Pilots! – Supergirl (CBS)

I thought I’d missed launch date for Supergirl, but CBS’s staggered rollout has worked in my favor, so the adoring readership gets treated to my thoughts. Lucky you!

Quick & Dirty: The show has potential, but it’s not off to a bang like The Flash was. It comes across as a very deliberate pilot, instead of flowing organically, and the long-term antagonist setup seems forced.

That being said, I’m willing to slot this one into the “Middling-with-potential” category.  Most of the criticism I’ve heard relating to this pilot seems to stem from the realities of a superhero pilot – too much exposition, too much premise establishment, and too much of Kara stomping around voicing views in inappropriate venues.  All could have been handled better, most definitely, but there’s a fair chance that it’ll settle down now that the basic premise has been established.

To be fair, this is a CW show (my mistake, it’s apparently actually on CBS, I think it would have been handled better if it *were* on CW. Sad to have to say that) so we’re not expecting an Emmy for script writing.  But as a casual viewer, I found that most of my concerns with regards to the general franchise were assuaged. I haven’t read any of the comics (I know, I know, bad geek), but I hated the way that the original movie just had her jump into Superman’s slot as a cheap way to extend the franchise.

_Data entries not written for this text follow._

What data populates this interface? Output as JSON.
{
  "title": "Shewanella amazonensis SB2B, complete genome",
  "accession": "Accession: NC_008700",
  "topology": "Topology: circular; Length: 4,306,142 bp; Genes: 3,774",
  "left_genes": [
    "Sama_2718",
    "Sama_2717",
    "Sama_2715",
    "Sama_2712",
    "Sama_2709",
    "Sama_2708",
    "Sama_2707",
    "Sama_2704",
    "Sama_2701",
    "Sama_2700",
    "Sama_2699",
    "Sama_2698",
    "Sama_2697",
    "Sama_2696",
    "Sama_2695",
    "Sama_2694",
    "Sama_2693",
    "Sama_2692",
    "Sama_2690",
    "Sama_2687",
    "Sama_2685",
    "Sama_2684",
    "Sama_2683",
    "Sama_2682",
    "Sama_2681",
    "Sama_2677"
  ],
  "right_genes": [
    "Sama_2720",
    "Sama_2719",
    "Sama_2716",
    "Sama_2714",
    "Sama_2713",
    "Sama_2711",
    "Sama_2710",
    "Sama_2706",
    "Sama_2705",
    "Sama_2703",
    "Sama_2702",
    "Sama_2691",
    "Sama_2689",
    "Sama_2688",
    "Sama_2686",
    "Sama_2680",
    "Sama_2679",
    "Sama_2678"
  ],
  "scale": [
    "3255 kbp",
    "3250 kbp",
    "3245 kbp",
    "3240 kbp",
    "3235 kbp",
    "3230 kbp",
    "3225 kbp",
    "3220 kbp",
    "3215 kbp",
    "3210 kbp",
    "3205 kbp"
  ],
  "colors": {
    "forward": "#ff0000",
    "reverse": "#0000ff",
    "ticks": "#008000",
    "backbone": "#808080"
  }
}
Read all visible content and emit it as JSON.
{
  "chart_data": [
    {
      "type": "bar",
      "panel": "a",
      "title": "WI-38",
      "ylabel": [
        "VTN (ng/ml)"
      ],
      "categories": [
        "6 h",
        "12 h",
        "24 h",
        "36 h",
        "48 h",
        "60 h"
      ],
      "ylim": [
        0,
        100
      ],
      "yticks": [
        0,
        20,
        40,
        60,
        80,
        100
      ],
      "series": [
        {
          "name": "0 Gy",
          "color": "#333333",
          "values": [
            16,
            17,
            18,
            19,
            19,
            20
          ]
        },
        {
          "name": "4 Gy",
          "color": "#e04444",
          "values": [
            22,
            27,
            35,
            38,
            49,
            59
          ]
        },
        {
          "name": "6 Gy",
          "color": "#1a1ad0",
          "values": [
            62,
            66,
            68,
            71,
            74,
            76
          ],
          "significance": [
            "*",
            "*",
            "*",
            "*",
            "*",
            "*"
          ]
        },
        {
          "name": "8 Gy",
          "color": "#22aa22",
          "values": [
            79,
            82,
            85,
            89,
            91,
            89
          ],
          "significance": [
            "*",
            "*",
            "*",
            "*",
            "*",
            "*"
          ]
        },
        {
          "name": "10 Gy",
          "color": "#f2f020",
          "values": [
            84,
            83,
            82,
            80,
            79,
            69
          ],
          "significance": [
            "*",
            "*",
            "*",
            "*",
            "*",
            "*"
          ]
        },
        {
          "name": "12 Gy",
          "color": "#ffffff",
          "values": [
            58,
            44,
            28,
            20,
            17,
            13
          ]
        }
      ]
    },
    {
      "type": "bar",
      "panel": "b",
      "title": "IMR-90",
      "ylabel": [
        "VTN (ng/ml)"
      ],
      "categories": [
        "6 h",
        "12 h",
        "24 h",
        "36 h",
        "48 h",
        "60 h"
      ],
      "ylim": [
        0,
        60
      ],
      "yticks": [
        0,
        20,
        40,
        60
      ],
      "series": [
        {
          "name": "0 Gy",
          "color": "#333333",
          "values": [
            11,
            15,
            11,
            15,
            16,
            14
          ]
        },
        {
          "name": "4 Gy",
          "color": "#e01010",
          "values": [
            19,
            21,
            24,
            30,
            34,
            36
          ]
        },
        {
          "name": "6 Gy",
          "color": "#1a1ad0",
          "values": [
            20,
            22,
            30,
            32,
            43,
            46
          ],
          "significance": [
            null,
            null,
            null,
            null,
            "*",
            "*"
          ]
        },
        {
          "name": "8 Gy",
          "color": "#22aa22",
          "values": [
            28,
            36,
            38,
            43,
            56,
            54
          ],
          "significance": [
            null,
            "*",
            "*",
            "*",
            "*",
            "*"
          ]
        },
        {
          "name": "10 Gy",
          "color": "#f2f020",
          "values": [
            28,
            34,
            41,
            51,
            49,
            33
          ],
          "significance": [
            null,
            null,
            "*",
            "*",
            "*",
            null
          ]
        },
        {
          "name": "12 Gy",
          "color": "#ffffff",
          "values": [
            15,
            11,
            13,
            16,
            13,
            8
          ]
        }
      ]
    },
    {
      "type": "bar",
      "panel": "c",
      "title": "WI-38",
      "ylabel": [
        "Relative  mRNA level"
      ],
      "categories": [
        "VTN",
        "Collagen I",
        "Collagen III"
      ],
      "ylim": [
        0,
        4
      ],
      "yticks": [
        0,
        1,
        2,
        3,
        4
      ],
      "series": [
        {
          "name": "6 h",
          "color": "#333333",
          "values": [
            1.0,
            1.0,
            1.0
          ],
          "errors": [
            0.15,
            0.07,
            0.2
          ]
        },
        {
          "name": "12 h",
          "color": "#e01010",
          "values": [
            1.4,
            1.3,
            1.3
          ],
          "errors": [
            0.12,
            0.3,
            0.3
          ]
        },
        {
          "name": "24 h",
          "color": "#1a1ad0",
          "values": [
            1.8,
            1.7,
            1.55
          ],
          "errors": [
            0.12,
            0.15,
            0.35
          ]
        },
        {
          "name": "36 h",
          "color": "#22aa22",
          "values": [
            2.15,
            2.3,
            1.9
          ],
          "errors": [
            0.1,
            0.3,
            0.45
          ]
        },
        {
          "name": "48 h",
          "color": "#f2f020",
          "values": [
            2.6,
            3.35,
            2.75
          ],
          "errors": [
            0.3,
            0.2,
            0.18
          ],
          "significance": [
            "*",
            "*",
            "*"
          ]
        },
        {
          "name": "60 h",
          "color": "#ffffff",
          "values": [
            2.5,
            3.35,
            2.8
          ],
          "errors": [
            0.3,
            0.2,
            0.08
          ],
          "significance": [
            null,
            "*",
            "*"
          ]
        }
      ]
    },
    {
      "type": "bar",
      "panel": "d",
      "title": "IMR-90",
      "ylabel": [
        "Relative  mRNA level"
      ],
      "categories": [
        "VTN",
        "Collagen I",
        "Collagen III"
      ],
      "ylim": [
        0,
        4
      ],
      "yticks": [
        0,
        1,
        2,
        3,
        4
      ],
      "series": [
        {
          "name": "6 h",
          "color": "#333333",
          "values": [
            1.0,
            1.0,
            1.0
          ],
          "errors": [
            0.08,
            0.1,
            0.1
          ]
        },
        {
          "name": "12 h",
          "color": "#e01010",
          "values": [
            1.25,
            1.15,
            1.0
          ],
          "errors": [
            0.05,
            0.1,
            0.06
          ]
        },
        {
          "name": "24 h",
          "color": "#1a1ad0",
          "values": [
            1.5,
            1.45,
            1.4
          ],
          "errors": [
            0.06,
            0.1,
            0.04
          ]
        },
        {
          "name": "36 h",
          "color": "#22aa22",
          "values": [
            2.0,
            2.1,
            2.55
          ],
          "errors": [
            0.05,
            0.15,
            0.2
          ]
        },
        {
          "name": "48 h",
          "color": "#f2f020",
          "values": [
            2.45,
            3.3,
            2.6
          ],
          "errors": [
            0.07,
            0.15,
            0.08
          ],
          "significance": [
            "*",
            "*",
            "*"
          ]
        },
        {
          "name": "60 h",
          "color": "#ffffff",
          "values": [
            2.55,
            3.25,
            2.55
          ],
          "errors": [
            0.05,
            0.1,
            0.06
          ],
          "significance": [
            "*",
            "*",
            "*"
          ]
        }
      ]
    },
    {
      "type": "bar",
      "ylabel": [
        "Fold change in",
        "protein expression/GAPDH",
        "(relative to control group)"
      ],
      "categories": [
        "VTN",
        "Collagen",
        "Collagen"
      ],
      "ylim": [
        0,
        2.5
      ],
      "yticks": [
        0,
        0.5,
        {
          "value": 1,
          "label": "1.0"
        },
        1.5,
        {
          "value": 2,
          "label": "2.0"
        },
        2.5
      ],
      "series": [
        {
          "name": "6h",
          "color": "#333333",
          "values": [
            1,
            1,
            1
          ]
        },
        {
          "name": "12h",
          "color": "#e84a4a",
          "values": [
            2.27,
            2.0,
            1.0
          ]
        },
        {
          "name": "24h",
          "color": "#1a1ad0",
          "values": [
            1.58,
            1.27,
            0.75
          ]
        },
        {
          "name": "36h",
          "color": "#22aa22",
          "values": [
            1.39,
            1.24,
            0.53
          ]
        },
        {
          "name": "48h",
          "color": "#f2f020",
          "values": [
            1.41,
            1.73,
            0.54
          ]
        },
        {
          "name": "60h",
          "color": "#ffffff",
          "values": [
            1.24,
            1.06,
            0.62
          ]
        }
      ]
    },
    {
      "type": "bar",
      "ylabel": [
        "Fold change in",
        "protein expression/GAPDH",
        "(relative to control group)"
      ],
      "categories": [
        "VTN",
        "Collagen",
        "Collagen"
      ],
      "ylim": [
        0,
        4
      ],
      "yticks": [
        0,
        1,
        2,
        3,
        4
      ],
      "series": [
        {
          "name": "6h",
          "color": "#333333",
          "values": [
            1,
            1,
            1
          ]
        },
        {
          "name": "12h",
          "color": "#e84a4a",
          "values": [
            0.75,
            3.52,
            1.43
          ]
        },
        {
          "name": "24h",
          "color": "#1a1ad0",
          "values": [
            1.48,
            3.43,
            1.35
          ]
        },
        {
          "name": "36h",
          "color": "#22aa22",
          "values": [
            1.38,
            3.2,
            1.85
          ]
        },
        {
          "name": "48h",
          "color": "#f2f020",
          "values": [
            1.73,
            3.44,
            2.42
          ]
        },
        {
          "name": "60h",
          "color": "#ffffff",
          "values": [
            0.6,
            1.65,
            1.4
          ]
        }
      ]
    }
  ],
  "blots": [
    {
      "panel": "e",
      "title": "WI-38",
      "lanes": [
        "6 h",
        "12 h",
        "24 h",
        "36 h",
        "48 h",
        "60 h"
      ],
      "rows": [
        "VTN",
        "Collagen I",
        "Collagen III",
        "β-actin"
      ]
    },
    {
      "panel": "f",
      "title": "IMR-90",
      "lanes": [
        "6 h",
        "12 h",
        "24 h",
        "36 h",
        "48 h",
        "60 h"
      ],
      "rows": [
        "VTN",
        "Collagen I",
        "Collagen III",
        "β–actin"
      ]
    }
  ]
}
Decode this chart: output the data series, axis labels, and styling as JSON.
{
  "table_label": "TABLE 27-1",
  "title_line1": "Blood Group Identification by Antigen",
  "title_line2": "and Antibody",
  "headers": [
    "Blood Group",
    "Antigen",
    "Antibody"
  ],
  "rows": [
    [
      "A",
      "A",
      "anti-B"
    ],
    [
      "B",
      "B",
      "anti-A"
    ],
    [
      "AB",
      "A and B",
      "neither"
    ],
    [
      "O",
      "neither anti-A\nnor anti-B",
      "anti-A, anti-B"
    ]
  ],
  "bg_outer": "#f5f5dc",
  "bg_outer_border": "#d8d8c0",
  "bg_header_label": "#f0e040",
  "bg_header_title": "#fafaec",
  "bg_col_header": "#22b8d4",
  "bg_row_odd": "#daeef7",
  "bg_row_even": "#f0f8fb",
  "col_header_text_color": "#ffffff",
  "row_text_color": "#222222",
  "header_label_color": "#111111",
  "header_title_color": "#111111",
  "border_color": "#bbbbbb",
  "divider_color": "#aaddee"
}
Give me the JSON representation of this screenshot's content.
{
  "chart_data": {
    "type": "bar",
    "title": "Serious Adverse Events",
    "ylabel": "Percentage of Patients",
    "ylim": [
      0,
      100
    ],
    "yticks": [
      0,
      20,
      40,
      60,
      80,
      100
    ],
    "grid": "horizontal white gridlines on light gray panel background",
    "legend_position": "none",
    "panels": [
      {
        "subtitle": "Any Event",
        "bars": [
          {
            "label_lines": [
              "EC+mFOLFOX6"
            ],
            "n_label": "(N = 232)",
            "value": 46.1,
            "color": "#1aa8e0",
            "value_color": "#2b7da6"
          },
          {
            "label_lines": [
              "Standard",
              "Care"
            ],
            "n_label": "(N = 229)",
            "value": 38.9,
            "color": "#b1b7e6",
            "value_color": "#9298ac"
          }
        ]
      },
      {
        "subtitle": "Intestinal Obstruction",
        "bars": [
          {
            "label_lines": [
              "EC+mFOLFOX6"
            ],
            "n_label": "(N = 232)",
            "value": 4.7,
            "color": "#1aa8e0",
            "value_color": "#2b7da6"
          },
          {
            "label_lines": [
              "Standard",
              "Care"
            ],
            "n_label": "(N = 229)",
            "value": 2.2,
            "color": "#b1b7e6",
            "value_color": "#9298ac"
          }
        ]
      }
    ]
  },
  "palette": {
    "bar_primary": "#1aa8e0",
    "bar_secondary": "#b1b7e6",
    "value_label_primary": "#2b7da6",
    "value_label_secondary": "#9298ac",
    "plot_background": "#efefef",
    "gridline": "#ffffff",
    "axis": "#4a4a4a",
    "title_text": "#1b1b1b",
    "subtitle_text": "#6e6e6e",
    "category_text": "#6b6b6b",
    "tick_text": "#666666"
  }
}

In that regard, the TV series already promises to manage her role in a more independent manner.  It addresses the diminutive nature of the title, created a believable (for DC) premise for ongoing episodic adventures, and incorporated a direct tie-in to the Superman franchise in the form of a an older and wiser Jimmy Olson.  Could it have been handled more subtly? Of course.  But the real test will come when the first half-dozen episodes air – the characters will either gel and settle into their roles, or the show will die an ignoble death as the actors attempt to force cohesion out of material that lacks balance and substance.  While it makes a certain amount of sense to run with the primary conflict arc that they are, I find myself wondering if it isn’t telling that Smallville waited until one of its later seasons to take the same approach (and, for that matter, introduce Kara as a character).

As with all, time will tell.  If you’re a DC fan, or just someone interested in promoting female superhero leads, it’s worth giving it half a chance. If you’re on the fence, wait until mid-season and then binge it OnDemand/Hulu style if the chatter stays solid.  Except, since it’s CBS, you’ll probably have to wait until the season’s wrapped up to get online access unless you want to shell out for the CBS-only streaming service.  Bah Humbug.